I think our largely decentralised approach to device control helps us quite a bit but Im sure there are many items we can improve on.

@moojuiceuk I think that’s a good summary and reflects my understanding of the main risks.

Emoncms.org is not currently used to provide a central administration service of EmonEVSE/OpenEVSE chargers. It’s only used by those who choose to link their chargers to the service for data logging, and that link is authenticated using a unique user specific apikey which does not provide wider access to other accounts.

We do mirror the Octopus Agile tariff profile on emoncms.org which can then be used by users using the emoncms demandshaper module running on a emonPi/base installed locally in the home to calculate the best time to charge. If this tariff profile was somehow compromised that could coordinate chargers to start at the same apparently low cost time, though no more than say the Octopus GO tariff currently focuses demand on a particular period. The control approach used by the demandshaper means that there will still be some degree of charge period spread across units, due to different users preferences in terms of charge end times and charge durations.

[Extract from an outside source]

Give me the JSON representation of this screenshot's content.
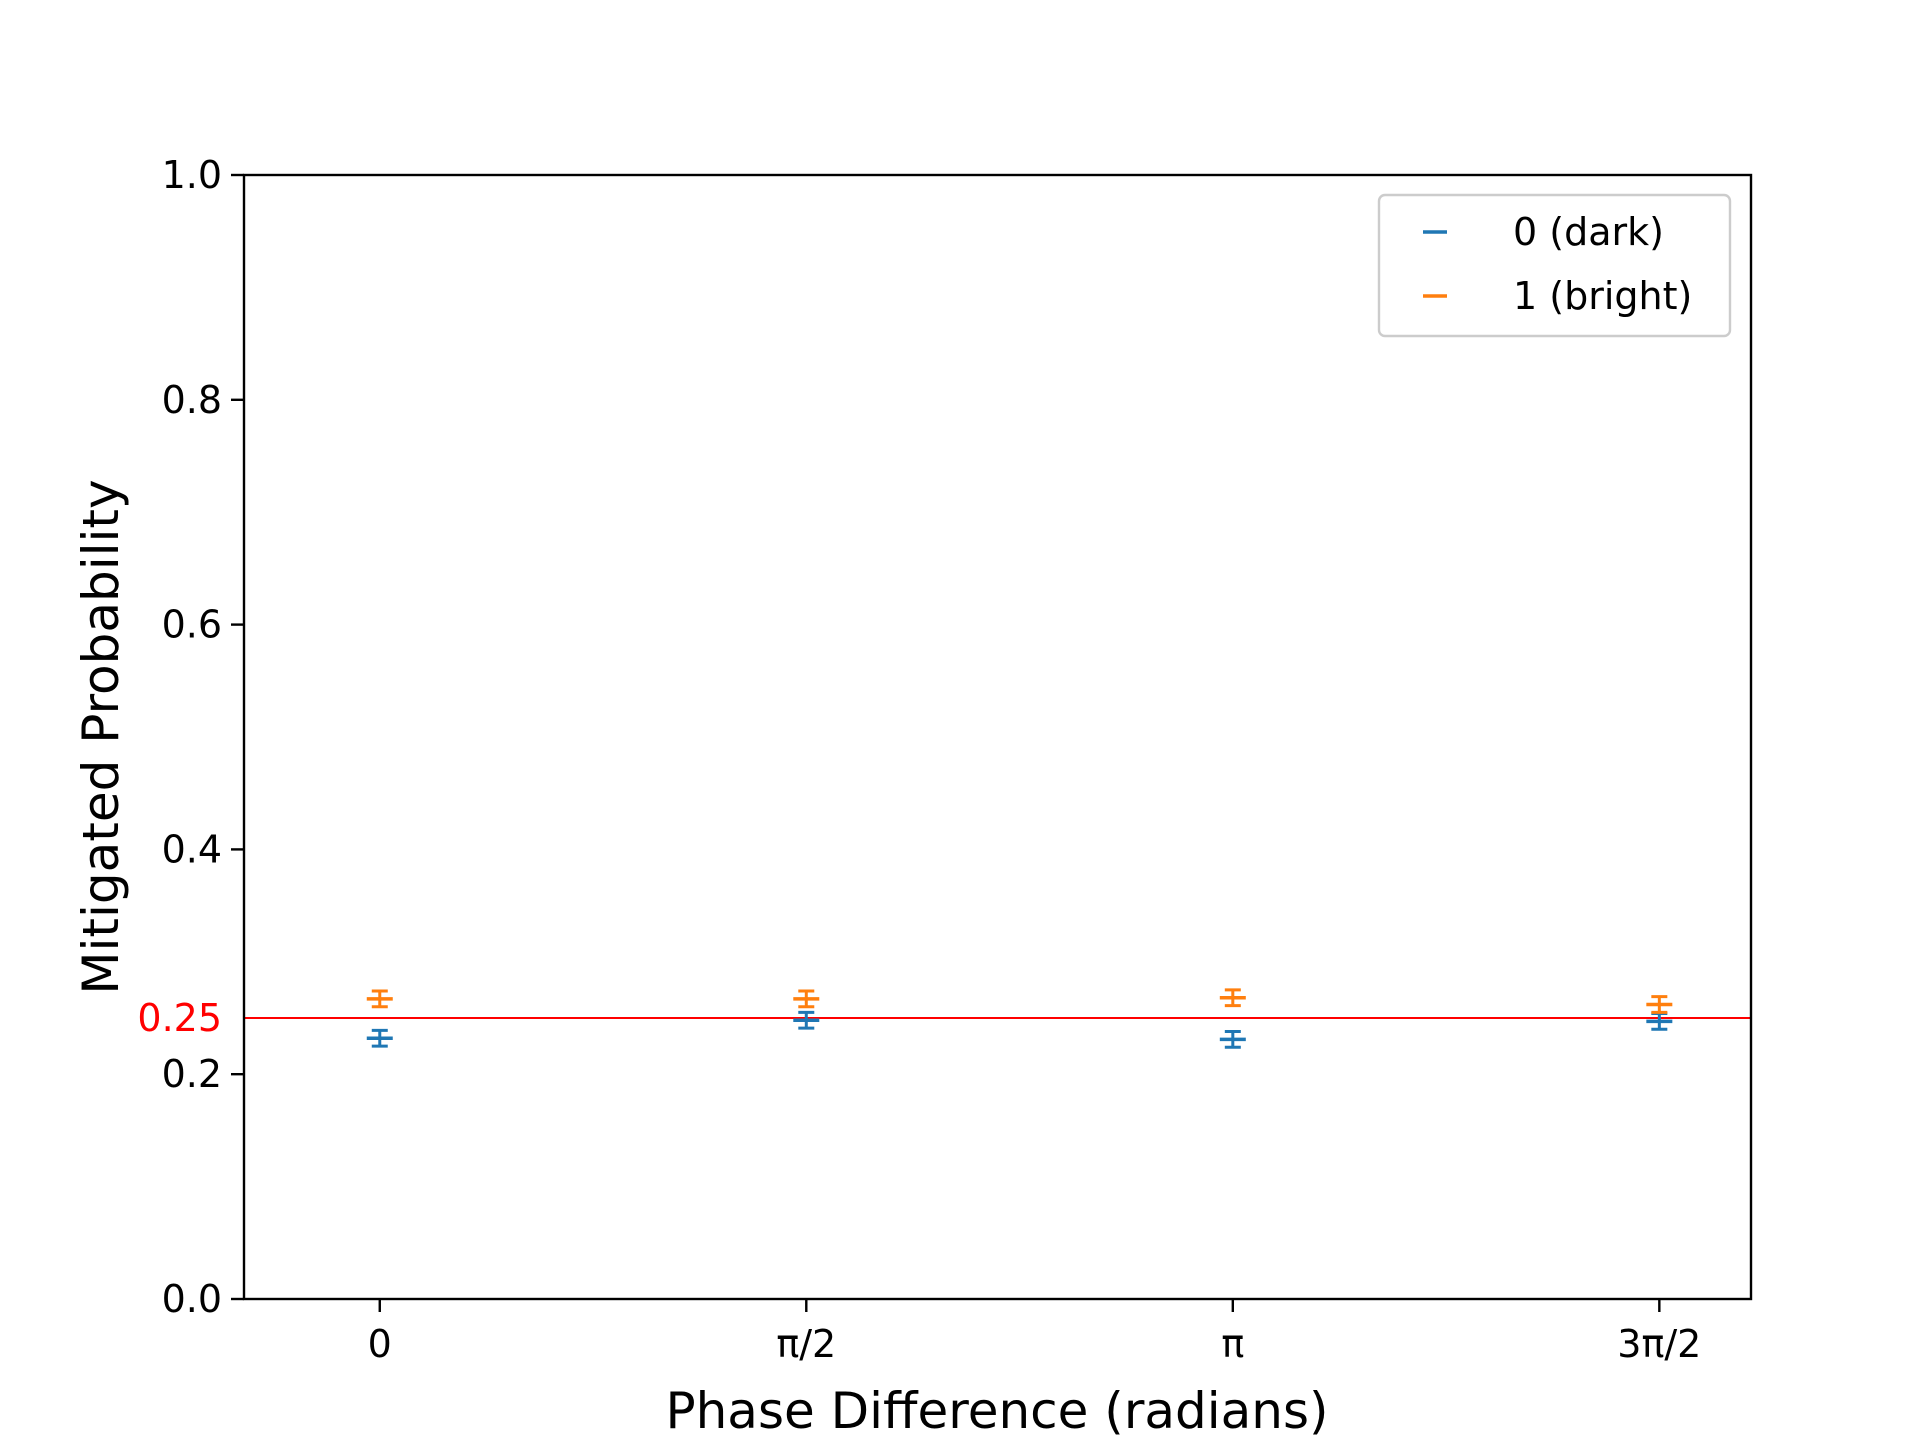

An emonPi/base could be compromised of course with direct physical access to the SD card, this wont cause any risk to emonPi/base units installed elsewhere in other homes as there are no shared keys. That seems like a very small risk compared to some unknown operating system or application level vulnerability that could be exploited remotely - something that we need to always be careful to guard against.

Always interested to hear others perspectives on this.

Thanks both. I admit on the pen tester’s blog the part that really raised my eyebrows was access to the GraphQL endpoint. Thankfully not a hazard we face!